Britische Bankaktien: Leerverkaufsverbot abschaffen!

Britische Bankaktien
Leerverkaufsverbot abschaffen!

Nach Ansicht einiger Politiker ist es noch zu früh dafür, dass die Kurse britischer Finanztitel wieder zur Zielscheibe von Leerverkäufern werden dürfen. Aber das Verbot hat sich als unwirksam erwiesen, den Schwankungen der Kurse von Banktiteln Einhalt zu gebieten. Würde das Verbot wieder abgeschafft, könnte das Vertrauen in den Sektor vielleicht tatsächlich gestärkt werden, denn eine echte Preisfindung würde dadurch erleichtert.

Das Verbot von Leerverkäufen von britischen Finanztiteln sollte fallen gelassen werden, wenn es im Verlauf dieses Monats wie vorgesehen einer Überprüfung unterzogen wird.
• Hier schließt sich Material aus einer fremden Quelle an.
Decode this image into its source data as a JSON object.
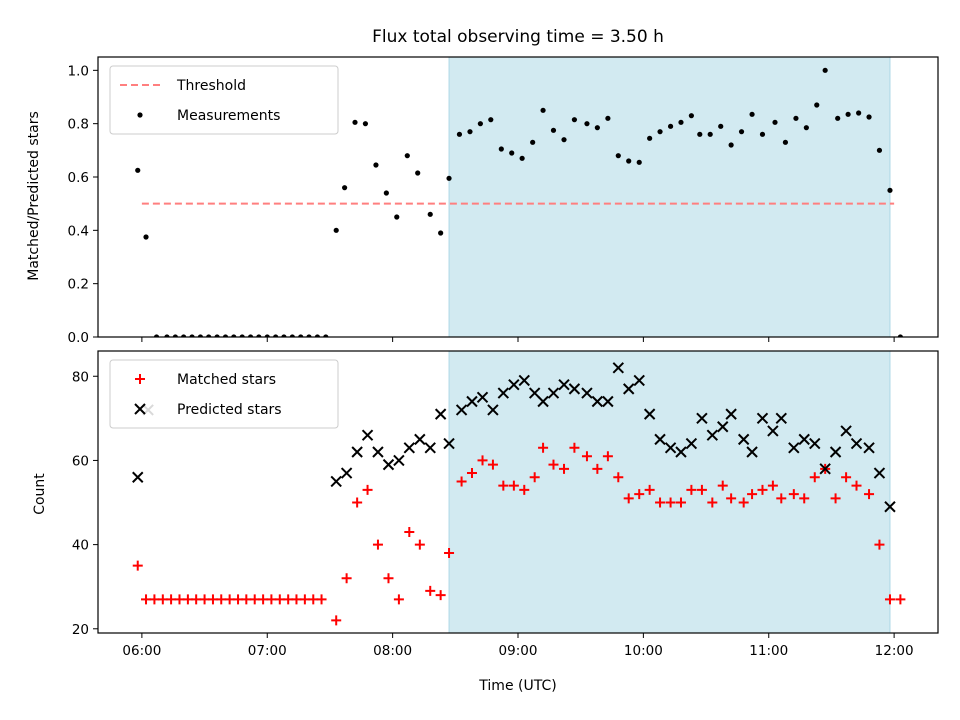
{
  "chart_data": [
    {
      "type": "scatter",
      "title": "Flux total observing time = 3.50 h",
      "xlabel": "",
      "ylabel": "Matched/Predicted stars",
      "xlim": [
        -0.35,
        6.35
      ],
      "ylim": [
        0,
        1.05
      ],
      "yticks": [
        0.0,
        0.2,
        0.4,
        0.6,
        0.8,
        1.0
      ],
      "ytick_labels": [
        "0.0",
        "0.2",
        "0.4",
        "0.6",
        "0.8",
        "1.0"
      ],
      "shaded_interval": [
        2.45,
        5.967
      ],
      "shade_color": "#add8e6",
      "legend_position": "upper left",
      "threshold": {
        "name": "Threshold",
        "value": 0.5,
        "x_range": [
          0,
          6
        ],
        "color": "#ff7f7f"
      },
      "series": [
        {
          "name": "Measurements",
          "marker": "dot",
          "color": "#000000",
          "x": [
            -0.033,
            0.033,
            0.117,
            0.2,
            0.267,
            0.333,
            0.4,
            0.467,
            0.533,
            0.6,
            0.667,
            0.733,
            0.8,
            0.867,
            0.933,
            1.0,
            1.067,
            1.133,
            1.2,
            1.267,
            1.333,
            1.4,
            1.467,
            1.55,
            1.617,
            1.7,
            1.783,
            1.867,
            1.95,
            2.033,
            2.117,
            2.2,
            2.3,
            2.383,
            2.45,
            2.533,
            2.617,
            2.7,
            2.783,
            2.867,
            2.95,
            3.033,
            3.117,
            3.2,
            3.283,
            3.367,
            3.45,
            3.55,
            3.633,
            3.717,
            3.8,
            3.883,
            3.967,
            4.05,
            4.133,
            4.217,
            4.3,
            4.383,
            4.45,
            4.533,
            4.617,
            4.7,
            4.783,
            4.867,
            4.95,
            5.05,
            5.133,
            5.217,
            5.3,
            5.383,
            5.45,
            5.55,
            5.633,
            5.717,
            5.8,
            5.883,
            5.967,
            6.05
          ],
          "y": [
            0.625,
            0.375,
            0,
            0,
            0,
            0,
            0,
            0,
            0,
            0,
            0,
            0,
            0,
            0,
            0,
            0,
            0,
            0,
            0,
            0,
            0,
            0,
            0,
            0.4,
            0.56,
            0.805,
            0.8,
            0.645,
            0.54,
            0.45,
            0.68,
            0.615,
            0.46,
            0.39,
            0.595,
            0.76,
            0.77,
            0.8,
            0.815,
            0.705,
            0.69,
            0.67,
            0.73,
            0.85,
            0.775,
            0.74,
            0.815,
            0.8,
            0.785,
            0.82,
            0.68,
            0.66,
            0.655,
            0.745,
            0.77,
            0.79,
            0.805,
            0.83,
            0.76,
            0.76,
            0.79,
            0.72,
            0.77,
            0.835,
            0.76,
            0.805,
            0.73,
            0.82,
            0.785,
            0.87,
            1.0,
            0.82,
            0.835,
            0.84,
            0.825,
            0.7,
            0.55,
            0.0
          ]
        }
      ]
    },
    {
      "type": "scatter",
      "title": "",
      "xlabel": "Time (UTC)",
      "ylabel": "Count",
      "xlim": [
        -0.35,
        6.35
      ],
      "ylim": [
        19,
        86
      ],
      "yticks": [
        20,
        40,
        60,
        80
      ],
      "ytick_labels": [
        "20",
        "40",
        "60",
        "80"
      ],
      "xticks": [
        0,
        1,
        2,
        3,
        4,
        5,
        6
      ],
      "xtick_labels": [
        "06:00",
        "07:00",
        "08:00",
        "09:00",
        "10:00",
        "11:00",
        "12:00"
      ],
      "shaded_interval": [
        2.45,
        5.967
      ],
      "shade_color": "#add8e6",
      "legend_position": "upper left",
      "series": [
        {
          "name": "Matched stars",
          "marker": "plus",
          "color": "#ff0000",
          "x": [
            -0.033,
            0.033,
            0.1,
            0.167,
            0.233,
            0.3,
            0.367,
            0.433,
            0.5,
            0.567,
            0.633,
            0.7,
            0.767,
            0.833,
            0.9,
            0.967,
            1.033,
            1.1,
            1.167,
            1.233,
            1.3,
            1.367,
            1.433,
            1.55,
            1.633,
            1.717,
            1.8,
            1.883,
            1.967,
            2.05,
            2.133,
            2.217,
            2.3,
            2.383,
            2.45,
            2.55,
            2.633,
            2.717,
            2.8,
            2.883,
            2.967,
            3.05,
            3.133,
            3.2,
            3.283,
            3.367,
            3.45,
            3.55,
            3.633,
            3.717,
            3.8,
            3.883,
            3.967,
            4.05,
            4.133,
            4.217,
            4.3,
            4.383,
            4.467,
            4.55,
            4.633,
            4.7,
            4.8,
            4.867,
            4.95,
            5.033,
            5.1,
            5.2,
            5.283,
            5.367,
            5.45,
            5.533,
            5.617,
            5.7,
            5.8,
            5.883,
            5.967,
            6.05
          ],
          "y": [
            35,
            27,
            27,
            27,
            27,
            27,
            27,
            27,
            27,
            27,
            27,
            27,
            27,
            27,
            27,
            27,
            27,
            27,
            27,
            27,
            27,
            27,
            27,
            22,
            32,
            50,
            53,
            40,
            32,
            27,
            43,
            40,
            29,
            28,
            38,
            55,
            57,
            60,
            59,
            54,
            54,
            53,
            56,
            63,
            59,
            58,
            63,
            61,
            58,
            61,
            56,
            51,
            52,
            53,
            50,
            50,
            50,
            53,
            53,
            50,
            54,
            51,
            50,
            52,
            53,
            54,
            51,
            52,
            51,
            56,
            58,
            51,
            56,
            54,
            52,
            40,
            27,
            27
          ]
        },
        {
          "name": "Predicted stars",
          "marker": "x",
          "color": "#000000",
          "x": [
            -0.033,
            0.05,
            1.55,
            1.633,
            1.717,
            1.8,
            1.883,
            1.967,
            2.05,
            2.133,
            2.217,
            2.3,
            2.383,
            2.45,
            2.55,
            2.633,
            2.717,
            2.8,
            2.883,
            2.967,
            3.05,
            3.133,
            3.2,
            3.283,
            3.367,
            3.45,
            3.55,
            3.633,
            3.717,
            3.8,
            3.883,
            3.967,
            4.05,
            4.133,
            4.217,
            4.3,
            4.383,
            4.467,
            4.55,
            4.633,
            4.7,
            4.8,
            4.867,
            4.95,
            5.033,
            5.1,
            5.2,
            5.283,
            5.367,
            5.45,
            5.533,
            5.617,
            5.7,
            5.8,
            5.883,
            5.967
          ],
          "y": [
            56,
            72,
            55,
            57,
            62,
            66,
            62,
            59,
            60,
            63,
            65,
            63,
            71,
            64,
            72,
            74,
            75,
            72,
            76,
            78,
            79,
            76,
            74,
            76,
            78,
            77,
            76,
            74,
            74,
            82,
            77,
            79,
            71,
            65,
            63,
            62,
            64,
            70,
            66,
            68,
            71,
            65,
            62,
            70,
            67,
            70,
            63,
            65,
            64,
            58,
            62,
            67,
            64,
            63,
            57,
            49
          ]
        }
      ]
    }
  ]
}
Das angestrebte Ziel war vernünftig, aber das Mittel hat sich als unwirksam herausgestellt – und eine Verlängerung könnte mehr Schaden als Nutzen bringen.
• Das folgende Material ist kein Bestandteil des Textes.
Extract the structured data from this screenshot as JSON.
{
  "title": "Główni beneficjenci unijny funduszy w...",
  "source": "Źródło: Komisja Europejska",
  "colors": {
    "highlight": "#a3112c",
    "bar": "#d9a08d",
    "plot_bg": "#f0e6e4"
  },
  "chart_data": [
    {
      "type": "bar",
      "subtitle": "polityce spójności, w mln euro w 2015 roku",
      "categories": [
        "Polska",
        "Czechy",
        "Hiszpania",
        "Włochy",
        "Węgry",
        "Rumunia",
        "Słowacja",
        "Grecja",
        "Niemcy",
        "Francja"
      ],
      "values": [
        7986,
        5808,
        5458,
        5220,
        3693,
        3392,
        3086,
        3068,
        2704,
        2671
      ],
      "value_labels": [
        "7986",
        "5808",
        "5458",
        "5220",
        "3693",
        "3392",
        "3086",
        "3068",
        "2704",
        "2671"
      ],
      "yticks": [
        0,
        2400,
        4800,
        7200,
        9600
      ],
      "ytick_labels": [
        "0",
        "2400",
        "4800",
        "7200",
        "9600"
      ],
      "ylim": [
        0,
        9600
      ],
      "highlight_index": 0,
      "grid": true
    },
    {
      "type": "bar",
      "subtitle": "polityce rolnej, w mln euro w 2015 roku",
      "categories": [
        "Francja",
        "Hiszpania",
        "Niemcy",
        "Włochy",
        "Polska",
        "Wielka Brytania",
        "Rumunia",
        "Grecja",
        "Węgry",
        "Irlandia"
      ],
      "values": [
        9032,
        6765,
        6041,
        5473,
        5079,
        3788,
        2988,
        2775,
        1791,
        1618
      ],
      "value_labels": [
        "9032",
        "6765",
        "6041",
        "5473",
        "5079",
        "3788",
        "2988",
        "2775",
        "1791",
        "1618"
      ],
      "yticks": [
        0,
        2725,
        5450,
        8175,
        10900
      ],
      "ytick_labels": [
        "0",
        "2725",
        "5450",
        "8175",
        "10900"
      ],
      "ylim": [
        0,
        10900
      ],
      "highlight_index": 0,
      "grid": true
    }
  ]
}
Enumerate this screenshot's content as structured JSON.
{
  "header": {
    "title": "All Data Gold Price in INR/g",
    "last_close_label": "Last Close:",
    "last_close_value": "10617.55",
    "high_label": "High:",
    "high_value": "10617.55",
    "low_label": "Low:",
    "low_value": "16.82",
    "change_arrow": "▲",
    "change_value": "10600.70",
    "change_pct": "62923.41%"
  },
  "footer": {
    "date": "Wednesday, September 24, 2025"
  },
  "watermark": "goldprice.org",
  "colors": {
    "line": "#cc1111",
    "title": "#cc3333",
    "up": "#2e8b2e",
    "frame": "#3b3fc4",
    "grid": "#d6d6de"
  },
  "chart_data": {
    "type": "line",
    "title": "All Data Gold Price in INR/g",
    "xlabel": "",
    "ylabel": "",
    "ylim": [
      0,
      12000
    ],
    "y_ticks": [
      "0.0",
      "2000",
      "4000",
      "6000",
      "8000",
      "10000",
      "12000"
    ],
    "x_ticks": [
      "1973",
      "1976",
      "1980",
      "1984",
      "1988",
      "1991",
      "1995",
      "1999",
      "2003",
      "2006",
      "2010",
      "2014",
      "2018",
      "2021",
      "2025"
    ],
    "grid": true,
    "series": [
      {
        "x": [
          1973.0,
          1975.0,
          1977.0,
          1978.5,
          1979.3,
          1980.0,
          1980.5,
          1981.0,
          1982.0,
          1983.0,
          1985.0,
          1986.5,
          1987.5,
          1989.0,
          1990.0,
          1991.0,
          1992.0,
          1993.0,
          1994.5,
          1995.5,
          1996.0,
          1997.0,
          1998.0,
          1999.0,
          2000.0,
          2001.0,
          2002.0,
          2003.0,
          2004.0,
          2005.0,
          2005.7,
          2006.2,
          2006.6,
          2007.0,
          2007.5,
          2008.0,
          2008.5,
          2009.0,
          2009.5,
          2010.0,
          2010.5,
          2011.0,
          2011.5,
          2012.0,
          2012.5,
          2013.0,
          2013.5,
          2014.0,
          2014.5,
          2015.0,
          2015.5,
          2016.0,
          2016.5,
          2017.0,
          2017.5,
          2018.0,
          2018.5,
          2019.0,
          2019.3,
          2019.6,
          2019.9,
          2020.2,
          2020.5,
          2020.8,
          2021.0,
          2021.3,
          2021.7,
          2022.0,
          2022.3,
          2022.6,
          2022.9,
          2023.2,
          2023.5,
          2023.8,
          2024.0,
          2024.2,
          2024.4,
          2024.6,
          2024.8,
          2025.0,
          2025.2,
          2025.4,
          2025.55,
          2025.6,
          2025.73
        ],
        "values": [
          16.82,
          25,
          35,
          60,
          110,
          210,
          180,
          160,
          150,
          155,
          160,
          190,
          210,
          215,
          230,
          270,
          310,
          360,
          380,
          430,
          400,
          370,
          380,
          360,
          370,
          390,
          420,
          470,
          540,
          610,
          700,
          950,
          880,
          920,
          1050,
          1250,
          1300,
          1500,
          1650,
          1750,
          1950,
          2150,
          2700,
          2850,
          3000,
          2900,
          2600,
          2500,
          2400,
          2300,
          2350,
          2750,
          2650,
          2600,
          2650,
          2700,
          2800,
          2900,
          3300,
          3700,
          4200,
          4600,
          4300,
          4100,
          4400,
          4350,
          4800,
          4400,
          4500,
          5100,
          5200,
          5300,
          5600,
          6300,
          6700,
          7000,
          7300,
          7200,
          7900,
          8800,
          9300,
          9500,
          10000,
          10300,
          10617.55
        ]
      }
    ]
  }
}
Die britische Bankenaufsicht Financial Services Authority hatte innerhalb von wenigen Tagen nach dem Zusammenbruch der US-Investmentbank Lehman Brothers Mitte September weit reichende Einschränkungen bei Leerverkäufen von britischen Finanztiteln eingeführt. Die Schritte richteten sich gegen die negative Rückkopplungsschleife auf den Märkten: Fallende Kurse lösten die Besorgnis aus, ob die Institute in der Lage wären, noch Kapital zu sammeln, was wiederum zu sich ausweitenden Spannen bei den Credit Default Swaps führte und dies wiederum zu niedrigeren Kursen. Durch diese Spirale erhöhte sich die Gefahr eines katastrophalen Sturms auf die Banken.

Wenn rücksichtslose Leerverkäufer für diesen Teufelskreis verantwortlich gewesen wären, dann wäre das Verbot gerechtfertigt gewesen – und es beizubehalten, wäre eine sinnvolle Vorsichtsmaßnahme. Aber es sieht nicht so aus, als ob die Baisse-Spekulanten den Großteil des Schadens angerichtet hätten. Die Aktien von Royal Bank of Scotland waren zwischen Anfang September und dem Einsetzen des Verbots um ein Drittel gefallen. Seitdem Leerverkäufe auf britische Finanztitel untersagt sind, haben die RBS-Titel um rund 75 Prozent verloren.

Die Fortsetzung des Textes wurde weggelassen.